New Horizons captures the farthest image ever made from Earth

Long Range Reconnaissance Imager (LORRI) of NASA’ s New Horizons spacecraft on Dec. 5, 2017 snapped a picture of a group of stars known as the ‘Wishing Well’ when the spacecraft was about 3.79 billion miles 3.79 billion miles (6.12 billion kilometers, or 40.9 astronomical units)  from Earth. It was the farthest image ever made from Earth.   

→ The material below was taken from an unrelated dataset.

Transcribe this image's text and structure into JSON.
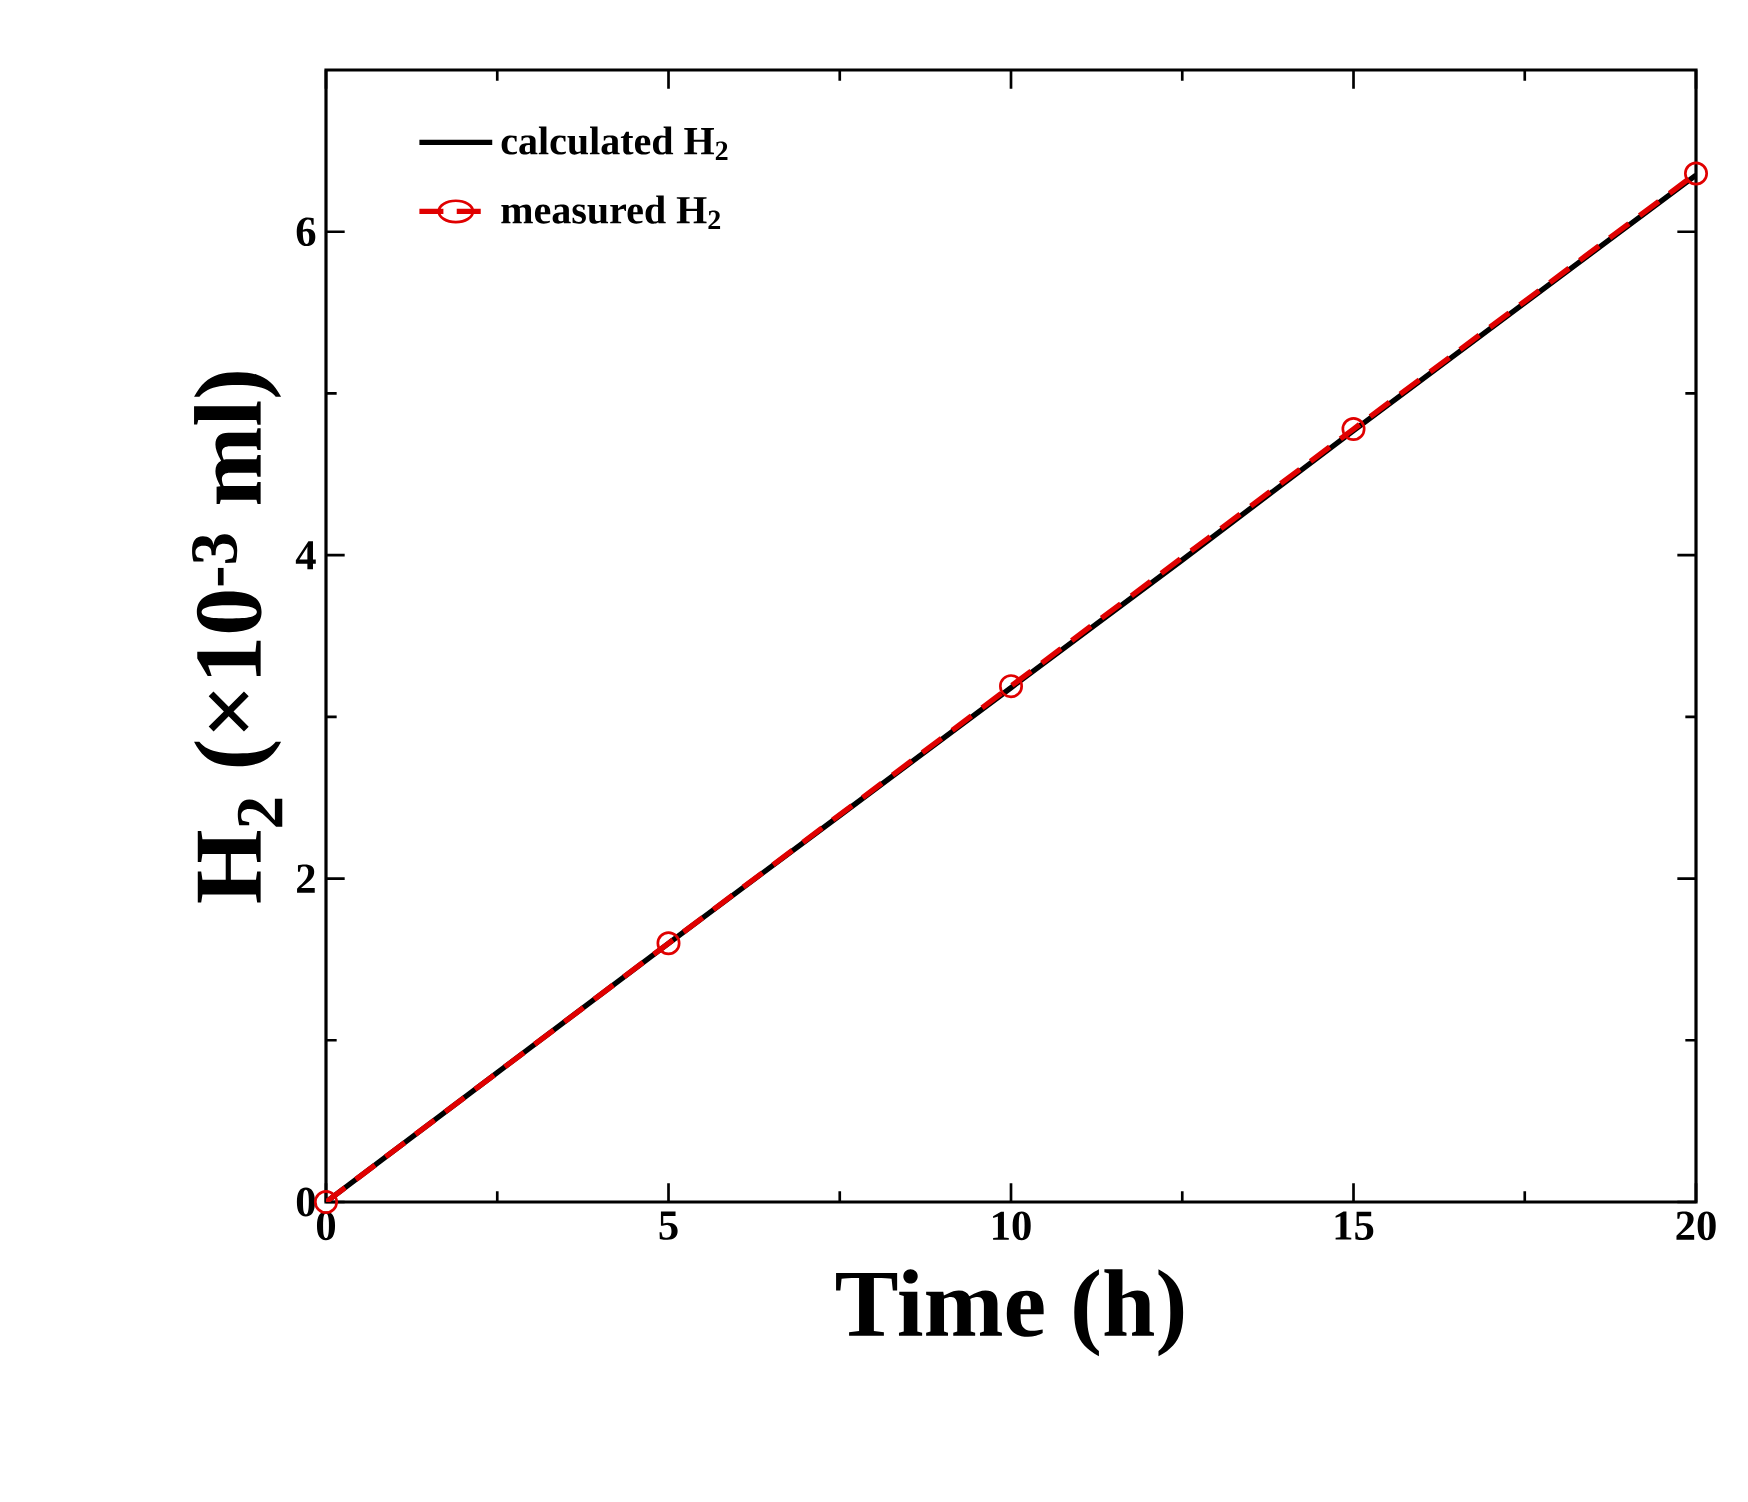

  • On December 5, 2017, it broke a record set by Voyager 1 in 1990 when it captured the famous ‘Pale Blue Dot’ image of Earth. That picture was part of a composite of 60 images looking back at the solar system, on 14 February 1990, when Voyager was 3.75 billion miles (6.06 billion kilometers, or about 40.5 astronomical units) from Earth. Voyager 1’s cameras were turned off after that, so its photography record has been unchallenged for more than 27 years.
  • According to NASA, New Horizons broke its own record a couple of hours later that day by taking images of two Kuiper Belt objects namely 2012 HZ84 and 2012 HE85., according to a NASA statement.

About New Horizons

  • New Horizons was launched on Jan. 19, 2006
  • This probe flew by Pluto on July 14, 2015.
  • It is now on an extended mission to explore the Kuiper Belt.
  • It is the fastest spacecraft ever created, covering more than 700,000 miles (1.1 million kilometers) of space each day.
  • It is the first mission on many counts: New Horizons has long been a mission of firsts; first to explore Pluto, first to explore the Kuiper Belt, fastest spacecraft ever launched.

About the the Kuiper Belt

    • It is a disc-shaped region beyond Neptune planet of out solar system that may be home to hundreds of thousands of icy worlds and a trillion or more comets.